Can doping increase risk of cancer? Yes. Testicular cancer? Unknown.

January 16, 2013 | by Shawn Le

Oprah Winfrey says that during her interview with Lance Armstrong, to be aired in two parts starting Thursday, he admitted to doping during his cycling career. That detail is feeding speculation among the public and the media about whether those doping activities may have contributed to his diagnosis of testicular cancer.

Doping has cancer risks Doping might provide a winning edge, but cancer risks from products show a losing bet.

So far, it’s not possible to give a definitive answer to that question. The known connection between testicular cancer and common doping regimens is tenuous at best.

Further, although  there’s been plenty of speculation about how Armstrong doped, there hasn’t been confirmation about what substances he used. The amounts and the duration of use – either before or after his cancer diagnosis and treatment – are also unconfirmed.

This is what’s currently known. Armstrong was diagnosed in 1996, at the age of 25, with advanced stage testicular cancer that had metastasized to his lungs, abdomen and brain. Testicular cancer is one of the most curable types of cancer, with a 95 percent survival rate if caught in an early stage when it's confined to a testicle. It has an 80 percent survival rate if caught in more advanced stages, when it has spread to other organs.

The risk factors associated with testicular cancer include:

  • Having an undescended testicle that has not dropped fully from the belly cavity into the scrotum
  • A family history of testicular cancer
  • Infection with the human immunodeficiency virus (This is the only infection associated with testicular cancer.)
  • Age. Half of testicular cancer cases are diagnosed in men between the ages of 20 and 34, though men of all ages are diagnosed.
  • Ethnicity. White American men are five times more likely to be diagnosed with testicular cancer than black men, and roughly three times more likely than Asian, Native American and Hispanic men.
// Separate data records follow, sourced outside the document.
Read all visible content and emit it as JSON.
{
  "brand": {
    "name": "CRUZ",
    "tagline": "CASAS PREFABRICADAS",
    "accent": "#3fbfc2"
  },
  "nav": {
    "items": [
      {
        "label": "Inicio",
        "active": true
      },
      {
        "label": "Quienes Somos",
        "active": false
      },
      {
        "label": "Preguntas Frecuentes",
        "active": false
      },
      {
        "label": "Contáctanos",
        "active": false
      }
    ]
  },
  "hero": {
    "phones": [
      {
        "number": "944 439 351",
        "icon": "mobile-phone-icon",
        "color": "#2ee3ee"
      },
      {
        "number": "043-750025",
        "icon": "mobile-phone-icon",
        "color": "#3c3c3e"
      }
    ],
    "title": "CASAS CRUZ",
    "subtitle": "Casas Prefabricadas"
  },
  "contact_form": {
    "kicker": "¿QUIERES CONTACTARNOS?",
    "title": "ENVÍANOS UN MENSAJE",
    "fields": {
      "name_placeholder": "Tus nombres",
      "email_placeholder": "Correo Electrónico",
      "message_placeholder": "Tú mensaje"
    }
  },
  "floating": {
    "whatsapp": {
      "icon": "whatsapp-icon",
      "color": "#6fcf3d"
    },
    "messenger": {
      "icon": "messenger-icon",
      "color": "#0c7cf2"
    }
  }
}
The common methods of doping for cyclists that have any associated cancer risk include:

  • Use of erythropoietin, commonly called EPO. The drug is often used to treat chemotherapy-induced anemia that boosts the production of red blood cells. In cyclists looking for an advantage, the more oxygen that can be delivered to the lungs and muscles, the greater the cyclist’s endurance. The U.S. Food and Drug Administration warns that among the side effect risks of EPO treatment for cancer patients is cancer recurrence or tumor progression among patients with breast, lung, head and neck, lymphoid and cervical cancers.
  • Use of testosterone as a steroid. Such use promotes muscle mass, enhances muscle recovery from heavy exercise and increases endurance. Testosterone helps the development and growth of some types of hormone-dependent prostate cancers. And high levels of female testosterone are often a sign of ovarian cancer.
  • Use of human growth hormone. Often administered as a treatment for children and adults with growth disorders, some athletes use it to get benefits similar to those from steroids, but without testing positive for steroid use. No links have been established between human growth factor and cancer risk, but some studies have shown ties between high levels of human growth factor and high levels of insulin growth factor, which is linked to diabetes and some cancers. And a number of new cancer drugs target EGFR, another type of growth factor that is highly active in many cancers.

Even if these doping products are not directly tied to testicular cancer, the fact that the products are linked to other cancers should give anyone pause about doping. And, besides, cancer survivors are already at an increased risk for developing a cancer recurrence or an entirely new second cancer.

Doping products may provide a winning edge, but they are a losing gamble when it comes to cancer.